Oak trees probably have more galls than any other group of trees. Several samples have also been brought in of the stem types of galls. Fortunately, the oak galls are usually not the type to kill tissue beyond them. However, the galls aren't the most pleasant things to look at. That is the main thing – they are unsightly. There is no cure for galls, as they are caused by insects before you see the swellings. The timing would be impossible to try and prevent the insects.
May 2, 2013
With alternating warm and cool (or cold) weather, we see many nuisance pests when we get the warm days. We've been through the second round at least, and I'll guarantee at least one more round this spring. Add to that the fact we are more active on the warm days, and we are doing things like destroying their resting places by cleaning off flower beds and raking up piles of leaves.
Asian ladybugs, millipedes, boxelder bugs, ants, and termites are just some of the things that can "bug" you. The only one in the short list that can do real damage is the termite. If you have a termite problem, it is recommended to consult a professional to handle the matter for you. For the other pests, a nuisance is what they are. If you've already removed the resting places such as leaf piles, firewood stacks, and similar places, we are probably ready for the foundation spray. Foundation sprays of permethrin or bifenthrin are the standbys. Simply spray the foundation of the house and the adjacent foot of soil. In severe cases, you may need to expand the soil treatment area. The larger the barrier, the more effective it is.
I mentioned ants and termites earlier. Swarming time for both insects is about the same time, and they are really looking to start new colonies because they have outgrown their old ones. This is the reason for the winged insects. The wings allow the ants or termites to cover larger areas to start their new colonies. The differences between ants and termites are several.

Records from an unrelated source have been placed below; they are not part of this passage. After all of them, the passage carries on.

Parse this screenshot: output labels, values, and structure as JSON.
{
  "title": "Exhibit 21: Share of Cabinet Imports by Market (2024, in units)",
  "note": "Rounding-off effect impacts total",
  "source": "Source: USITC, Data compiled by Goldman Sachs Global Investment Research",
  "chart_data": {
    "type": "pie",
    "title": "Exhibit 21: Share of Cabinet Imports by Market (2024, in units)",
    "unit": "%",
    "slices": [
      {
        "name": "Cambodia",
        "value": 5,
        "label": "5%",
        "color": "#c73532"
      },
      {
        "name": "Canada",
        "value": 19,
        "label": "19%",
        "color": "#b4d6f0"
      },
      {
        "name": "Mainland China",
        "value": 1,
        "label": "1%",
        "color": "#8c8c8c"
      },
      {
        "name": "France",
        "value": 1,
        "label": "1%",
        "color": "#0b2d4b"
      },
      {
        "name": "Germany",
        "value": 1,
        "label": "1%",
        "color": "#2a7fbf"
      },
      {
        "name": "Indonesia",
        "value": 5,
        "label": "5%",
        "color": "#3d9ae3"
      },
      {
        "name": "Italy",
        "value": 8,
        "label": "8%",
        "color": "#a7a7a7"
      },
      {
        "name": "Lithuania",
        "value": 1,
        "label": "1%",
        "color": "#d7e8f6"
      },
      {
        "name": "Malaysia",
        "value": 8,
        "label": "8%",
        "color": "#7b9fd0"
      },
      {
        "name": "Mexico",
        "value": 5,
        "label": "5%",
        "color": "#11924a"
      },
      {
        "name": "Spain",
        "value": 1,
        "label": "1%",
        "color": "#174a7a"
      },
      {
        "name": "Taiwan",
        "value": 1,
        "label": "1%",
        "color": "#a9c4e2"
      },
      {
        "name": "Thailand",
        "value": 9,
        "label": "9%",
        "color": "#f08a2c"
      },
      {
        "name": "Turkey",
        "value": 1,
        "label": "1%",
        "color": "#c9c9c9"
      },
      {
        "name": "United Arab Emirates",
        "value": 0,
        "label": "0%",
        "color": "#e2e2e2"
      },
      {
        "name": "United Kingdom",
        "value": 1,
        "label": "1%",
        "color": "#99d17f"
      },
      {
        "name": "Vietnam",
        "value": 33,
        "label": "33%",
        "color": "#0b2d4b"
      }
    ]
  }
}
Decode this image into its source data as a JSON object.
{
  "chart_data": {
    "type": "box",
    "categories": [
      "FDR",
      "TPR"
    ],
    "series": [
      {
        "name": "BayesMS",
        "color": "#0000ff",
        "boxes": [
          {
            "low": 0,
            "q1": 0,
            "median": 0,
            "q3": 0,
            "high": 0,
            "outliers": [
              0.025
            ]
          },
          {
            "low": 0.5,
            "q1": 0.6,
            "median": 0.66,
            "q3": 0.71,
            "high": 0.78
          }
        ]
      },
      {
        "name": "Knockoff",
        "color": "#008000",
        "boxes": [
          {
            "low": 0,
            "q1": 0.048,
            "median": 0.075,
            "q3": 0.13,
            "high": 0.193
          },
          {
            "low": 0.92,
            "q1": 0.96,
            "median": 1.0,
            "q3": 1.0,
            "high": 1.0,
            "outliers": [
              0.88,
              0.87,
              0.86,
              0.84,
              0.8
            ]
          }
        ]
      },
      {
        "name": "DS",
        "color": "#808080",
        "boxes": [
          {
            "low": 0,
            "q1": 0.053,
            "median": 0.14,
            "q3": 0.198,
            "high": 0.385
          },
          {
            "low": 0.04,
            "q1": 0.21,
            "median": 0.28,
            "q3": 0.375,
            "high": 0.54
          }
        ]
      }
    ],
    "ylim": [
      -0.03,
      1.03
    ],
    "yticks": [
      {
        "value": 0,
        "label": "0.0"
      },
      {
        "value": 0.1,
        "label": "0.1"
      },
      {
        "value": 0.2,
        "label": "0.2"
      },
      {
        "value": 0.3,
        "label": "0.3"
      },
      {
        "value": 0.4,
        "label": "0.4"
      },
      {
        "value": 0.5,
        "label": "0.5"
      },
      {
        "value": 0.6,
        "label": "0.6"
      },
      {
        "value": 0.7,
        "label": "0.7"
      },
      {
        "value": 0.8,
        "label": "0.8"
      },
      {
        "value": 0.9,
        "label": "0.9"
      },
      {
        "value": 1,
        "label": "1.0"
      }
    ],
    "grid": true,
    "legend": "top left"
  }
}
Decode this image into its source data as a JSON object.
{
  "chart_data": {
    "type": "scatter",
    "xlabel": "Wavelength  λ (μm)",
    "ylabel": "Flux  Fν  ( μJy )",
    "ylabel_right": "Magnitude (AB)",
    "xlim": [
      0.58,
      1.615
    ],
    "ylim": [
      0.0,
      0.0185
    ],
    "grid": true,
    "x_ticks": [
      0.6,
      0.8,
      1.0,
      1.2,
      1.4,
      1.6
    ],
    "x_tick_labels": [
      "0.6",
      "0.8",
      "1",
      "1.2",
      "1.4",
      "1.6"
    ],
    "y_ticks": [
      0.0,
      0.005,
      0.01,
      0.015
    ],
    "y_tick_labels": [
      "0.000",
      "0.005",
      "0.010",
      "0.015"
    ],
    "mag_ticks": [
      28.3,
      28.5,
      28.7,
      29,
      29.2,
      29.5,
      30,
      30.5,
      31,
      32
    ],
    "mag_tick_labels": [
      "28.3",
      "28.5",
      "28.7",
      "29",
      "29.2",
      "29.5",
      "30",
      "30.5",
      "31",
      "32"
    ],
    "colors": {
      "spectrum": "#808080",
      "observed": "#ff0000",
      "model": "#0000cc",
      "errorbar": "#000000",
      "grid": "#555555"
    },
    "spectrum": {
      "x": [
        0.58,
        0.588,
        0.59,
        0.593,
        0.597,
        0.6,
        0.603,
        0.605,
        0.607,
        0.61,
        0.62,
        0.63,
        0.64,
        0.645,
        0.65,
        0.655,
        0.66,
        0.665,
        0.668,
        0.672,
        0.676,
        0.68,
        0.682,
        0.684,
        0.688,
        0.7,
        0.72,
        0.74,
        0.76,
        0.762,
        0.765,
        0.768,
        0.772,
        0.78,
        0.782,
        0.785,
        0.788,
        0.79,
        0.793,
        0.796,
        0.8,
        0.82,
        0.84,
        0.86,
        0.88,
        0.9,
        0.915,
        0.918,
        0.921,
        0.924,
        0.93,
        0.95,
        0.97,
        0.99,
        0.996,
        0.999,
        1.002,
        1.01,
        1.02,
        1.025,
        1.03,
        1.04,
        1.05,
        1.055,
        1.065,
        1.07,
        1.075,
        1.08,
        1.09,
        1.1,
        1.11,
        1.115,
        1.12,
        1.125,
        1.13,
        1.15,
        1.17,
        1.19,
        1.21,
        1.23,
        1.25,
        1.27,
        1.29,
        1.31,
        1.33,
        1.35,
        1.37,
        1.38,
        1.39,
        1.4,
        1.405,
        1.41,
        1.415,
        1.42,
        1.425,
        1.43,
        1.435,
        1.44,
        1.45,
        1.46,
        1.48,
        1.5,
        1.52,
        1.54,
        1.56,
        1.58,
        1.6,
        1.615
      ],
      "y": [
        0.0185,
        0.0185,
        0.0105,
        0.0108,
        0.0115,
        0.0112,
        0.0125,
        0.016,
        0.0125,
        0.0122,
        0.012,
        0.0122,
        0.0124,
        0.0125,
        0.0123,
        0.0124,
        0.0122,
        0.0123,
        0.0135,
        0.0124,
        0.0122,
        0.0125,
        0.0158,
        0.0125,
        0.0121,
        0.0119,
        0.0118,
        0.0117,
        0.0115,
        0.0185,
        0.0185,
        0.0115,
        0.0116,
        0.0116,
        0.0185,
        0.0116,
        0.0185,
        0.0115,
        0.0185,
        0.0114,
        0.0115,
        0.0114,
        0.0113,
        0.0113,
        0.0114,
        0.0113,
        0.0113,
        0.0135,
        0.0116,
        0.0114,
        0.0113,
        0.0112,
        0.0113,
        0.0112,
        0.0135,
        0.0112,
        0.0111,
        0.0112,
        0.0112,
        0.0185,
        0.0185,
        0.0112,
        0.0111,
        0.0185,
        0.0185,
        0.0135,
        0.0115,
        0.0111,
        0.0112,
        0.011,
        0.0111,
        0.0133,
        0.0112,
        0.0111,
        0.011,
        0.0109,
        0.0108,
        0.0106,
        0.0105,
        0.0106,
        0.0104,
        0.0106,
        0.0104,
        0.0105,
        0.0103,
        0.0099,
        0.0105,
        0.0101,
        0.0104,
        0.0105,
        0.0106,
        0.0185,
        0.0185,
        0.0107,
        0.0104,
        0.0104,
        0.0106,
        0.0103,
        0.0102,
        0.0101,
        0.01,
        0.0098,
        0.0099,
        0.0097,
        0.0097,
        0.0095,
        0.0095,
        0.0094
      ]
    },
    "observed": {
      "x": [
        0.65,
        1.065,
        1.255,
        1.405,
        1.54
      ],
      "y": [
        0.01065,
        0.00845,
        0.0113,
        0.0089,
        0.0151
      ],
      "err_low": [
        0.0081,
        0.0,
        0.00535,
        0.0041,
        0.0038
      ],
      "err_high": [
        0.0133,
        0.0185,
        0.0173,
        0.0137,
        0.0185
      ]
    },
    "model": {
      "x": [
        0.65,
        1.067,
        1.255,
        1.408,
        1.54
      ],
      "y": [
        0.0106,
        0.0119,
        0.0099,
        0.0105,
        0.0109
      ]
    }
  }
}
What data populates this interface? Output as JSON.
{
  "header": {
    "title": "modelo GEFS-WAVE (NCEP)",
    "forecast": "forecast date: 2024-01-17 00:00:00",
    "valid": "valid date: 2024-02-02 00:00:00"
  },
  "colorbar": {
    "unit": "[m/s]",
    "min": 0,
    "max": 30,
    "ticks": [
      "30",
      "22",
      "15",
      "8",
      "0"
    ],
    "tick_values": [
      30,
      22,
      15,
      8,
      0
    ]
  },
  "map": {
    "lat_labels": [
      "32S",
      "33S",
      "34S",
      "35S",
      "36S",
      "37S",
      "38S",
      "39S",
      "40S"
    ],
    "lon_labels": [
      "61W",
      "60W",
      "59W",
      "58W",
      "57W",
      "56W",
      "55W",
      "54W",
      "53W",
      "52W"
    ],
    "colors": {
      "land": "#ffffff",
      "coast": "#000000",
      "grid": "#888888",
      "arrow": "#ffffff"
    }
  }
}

Termites are always blackish in color, while ants may be black or other colors. If you have winged insects that are not black, you don't have termites. Next, look at the body shape. Ants have a constricted "waist" while termites don't have that classic hour-glass figure. Antennae and wings are the other two body parts to look at. Antennae on ants are elbowed, basically in an "L" shape, and those on termites are straight. Both ants and termites have pairs of wings, but termite wings on the same side will be of equal length, while ant wings are of different lengths on the same side.
Ants can be controlled on the outside of the house with the foundation treatment mentioned. Inside the house, bait stations that don't immediately kill the ants (allowing them to take the bait back to the colony) are effective. However, you have to wait about a week before you do anything else. Inside the house, it is only recommended to use aerosol cans or pre-mixed spray bottles labeled for indoor use. If you use the bait stations, wait the week before any spraying.